05 March 2011

The Raccoon Returns


I know it's been a long time since I have even touched this blog, and I apologize for that.  My time and urge for creativity has been taken up by other projects, such as a gallery show and another long term project I still have in the works.  But more on that another time (if you're lucky).

This past fall I had a couple of encounters with raccoons, namely them waking me up at four in the morning, pissing me off.  After that, I had a small rat problem, during which a single mouse was caught as well.  The final solution involved a barricade in my air duct, blocking the passage, while leaving a pair of glue traps on the side from which the rats accessed that portion of the duct (which led straight to my bedroom, robbing me of sleep as they tried to eat a hole in the metal).  After the rats disappeared, I simply left the barricade and associated trap in place as a preventive measure.  I spent the next few months checking it periodically, eventually letting this drop off completely as there was nothing to find.
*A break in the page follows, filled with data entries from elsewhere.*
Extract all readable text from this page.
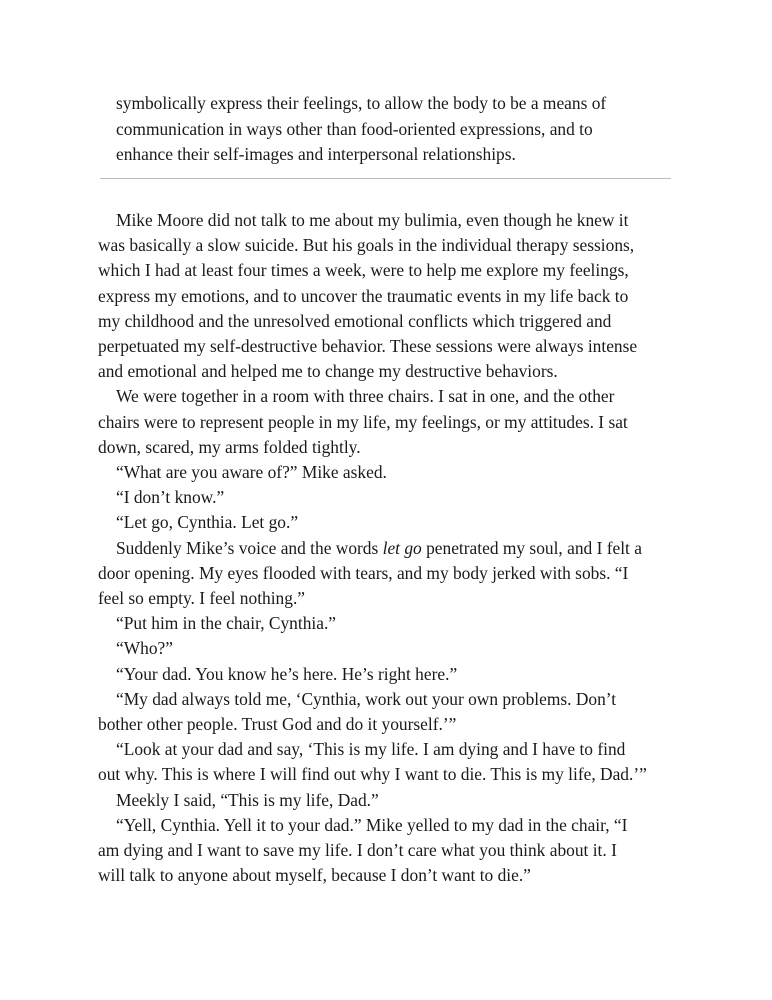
symbolically express their feelings, to allow the body to be a means of
communication in ways other than food-oriented expressions, and to
enhance their self-images and interpersonal relationships.
Mike Moore did not talk to me about my bulimia, even though he knew it
was basically a slow suicide. But his goals in the individual therapy sessions,
which I had at least four times a week, were to help me explore my feelings,
express my emotions, and to uncover the traumatic events in my life back to
my childhood and the unresolved emotional conflicts which triggered and
perpetuated my self-destructive behavior. These sessions were always intense
and emotional and helped me to change my destructive behaviors.
We were together in a room with three chairs. I sat in one, and the other
chairs were to represent people in my life, my feelings, or my attitudes. I sat
down, scared, my arms folded tightly.
“What are you aware of?” Mike asked.
“I don’t know.”
“Let go, Cynthia. Let go.”
Suddenly Mike’s voice and the words let go penetrated my soul, and I felt a
door opening. My eyes flooded with tears, and my body jerked with sobs. “I
feel so empty. I feel nothing.”
“Put him in the chair, Cynthia.”
“Who?”
“Your dad. You know he’s here. He’s right here.”
“My dad always told me, ‘Cynthia, work out your own problems. Don’t
bother other people. Trust God and do it yourself.’”
“Look at your dad and say, ‘This is my life. I am dying and I have to find
out why. This is where I will find out why I want to die. This is my life, Dad.’”
Meekly I said, “This is my life, Dad.”
“Yell, Cynthia. Yell it to your dad.” Mike yelled to my dad in the chair, “I
am dying and I want to save my life. I don’t care what you think about it. I
will talk to anyone about myself, because I don’t want to die.”
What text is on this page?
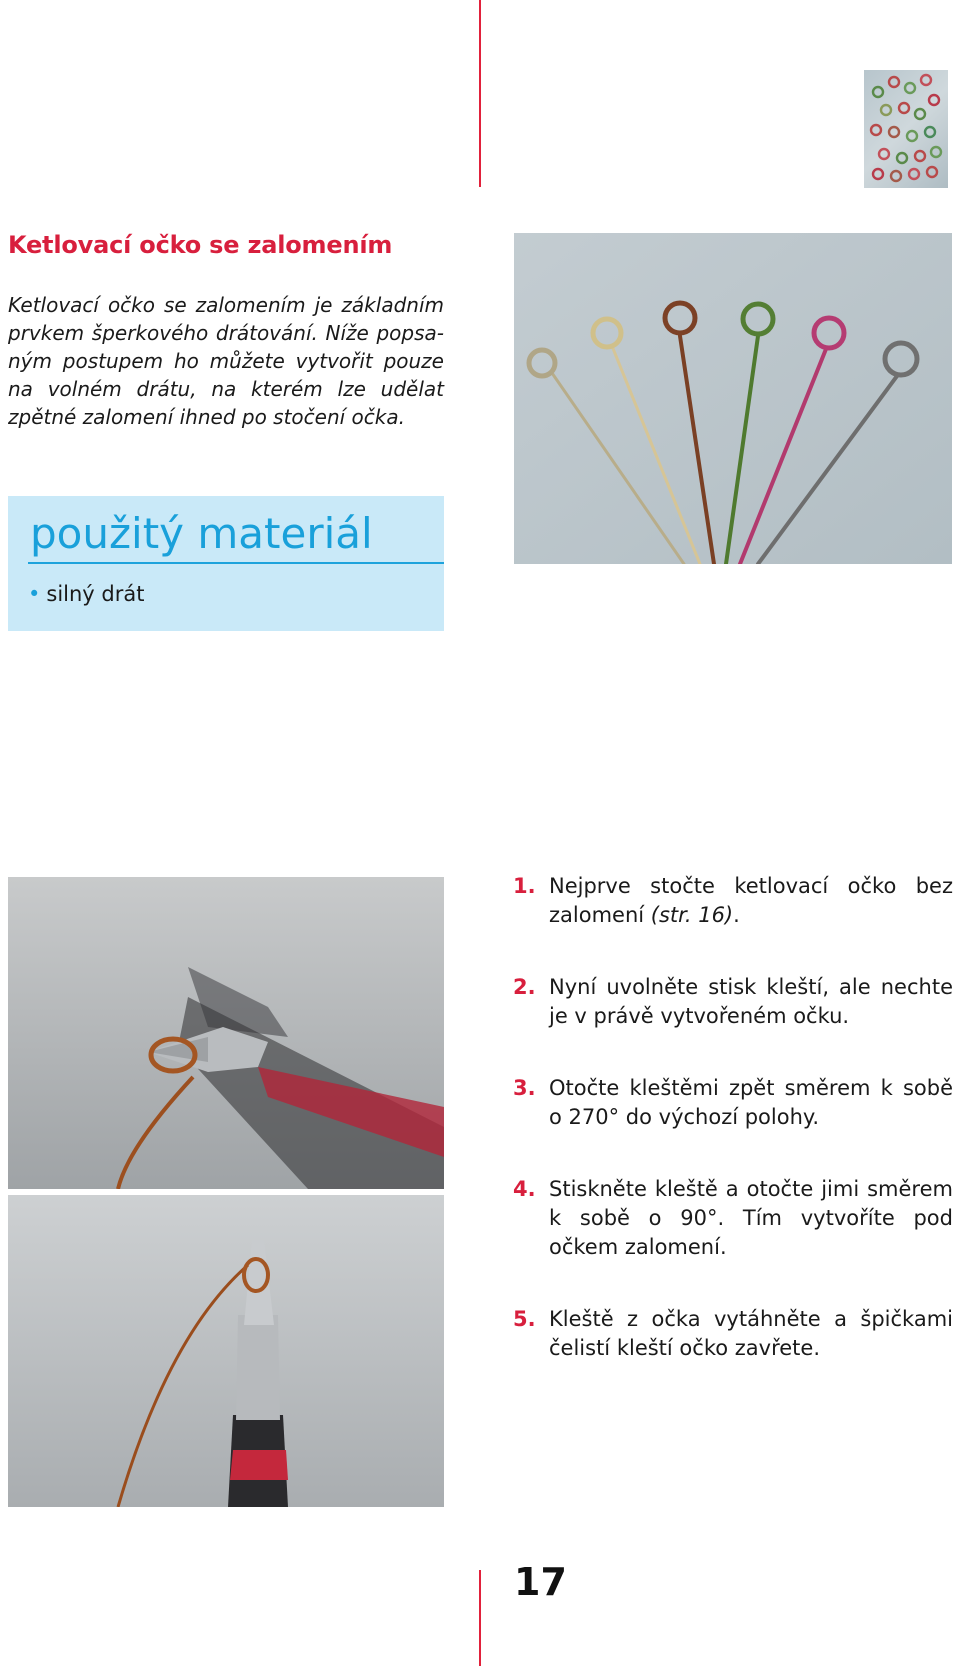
Ketlovací očko se zalomením

Ketlovací očko se zalomením je základním prvkem šperkového drátování. Níže popsaným postupem ho můžete vytvořit pouze na volném drátu, na kterém lze udělat zpětné zalomení ihned po stočení očka.

použitý materiál
• silný drát
1. Nejprve stočte ketlovací očko bez zalomení (str. 16).
2. Nyní uvolněte stisk kleští, ale nechte je v právě vytvořeném očku.
3. Otočte kleštěmi zpět směrem k sobě o 270° do výchozí polohy.
4. Stiskněte kleště a otočte jimi směrem k sobě o 90°. Tím vytvoříte pod očkem zalomení.
5. Kleště z očka vytáhněte a špičkami čelistí kleští očko zavřete.

17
Yet another time there was a drunken, injured, sick, or simply stupid bat flying around my front door, freaking out both my dog and myself.  This is why, when over the last week or so I heard high pitched squeaking sounds, I assumed that it was from bats outside, as for a number of nights my window next to the bed stayed open.  It only would happen at night when I was in the bedroom, so I thought nothing more of it.

Until it happened when the window was shut, and I could finally tell that it was not coming from outside.

As per standard reaction, I immediately grabbed my knife and flashlight, and followed the dog (who was going crazy) out to the other room.  My first thought was "crap, the bat's inside," especially as the dog himself was looking up at the ceiling in confusion.  Then we both realized (thanks to the cat, to be fair) that it was coming from the vent.  I opened it up, shined the flashlight in (shone the flashlight?), then told myself that I refused to deal with it just then, and put the vent cover back on.

What it was, as it turned out, was a mouse stuck to the glue trap, along with three additional mice who had already died (I assume, I did not check to be sure, but the live one was obviously alive, so I assumed that the others were dead).  There were also the hairs of some larger animal, neither mouse nor rat, stuck along the barricade, though the traps themselves were not overly disturbed and there was no additional sign of the creature.

I tossed the traps out, replaced them, and cleaned out the hair.  Last night, nothing happened.  Tonight, I heard some sound (I was watching a show online with Sparky, wearing earphones, so I cannot say what exactly it was), followed the boys out, and heard a panicked squeaking.  I did not check the trap as I felt it safe to assume it was stuck, then went back to the show.

There is no mouse stuck in the trap, and the squeaking stopped by the time I went back out to take the mouse out of its misery (and so I would not have to hear it all night), but there was another big tuft of hair in the duct.  Looking online at my most likely suspect confirmed both that they do eat small animals and the colors of the hair (they were an inch to an inch and a half long, with light and dark bands with frosted tips, vaguely wavy), so I am fairly confident that I have three things, one of which is a big hole in the duct-work, and I know exactly where it probably is.  Another is a gap in the siding that I was not aware of.  And finally I have a raccoon stalking mice in my air ducts.

Of course, it is entirely possible that I had a raccoon under my house and then sealed up his escape hole, and he is simply starving and trying to find his way out.  I will have to consider that possibility.

Now I am faced with a dilemma.  If I assume that the raccoon is finding his way in and out and I seal any gaps, I could be trapping him in there, or I could be keeping him out.  If I assume he is trapped in there, and I open it, I could be letting more things under there.  Furthermore, regardless of that, if I (or rather, Sparky, as I am claustrophobic) seal up the hole in the vent, I could be keeping him out or trapping him in.  In which case he will either die in my ducts, which would make me feel guilty and create a horrible stench, or he will create a bigger mess by breaking his way out of it somewhere, or even figure out how to come up out of the vents themselves into the house, giving me a heart attack, giving the cat a heart attack, and giving the dog a new playmate, which the raccoon would not be happy about and would then hurt the dog.  All said, that is a low possibility, but I am learning not to underestimate these things.

I'm making myself dizzy and uncomfortable.  Time for bed.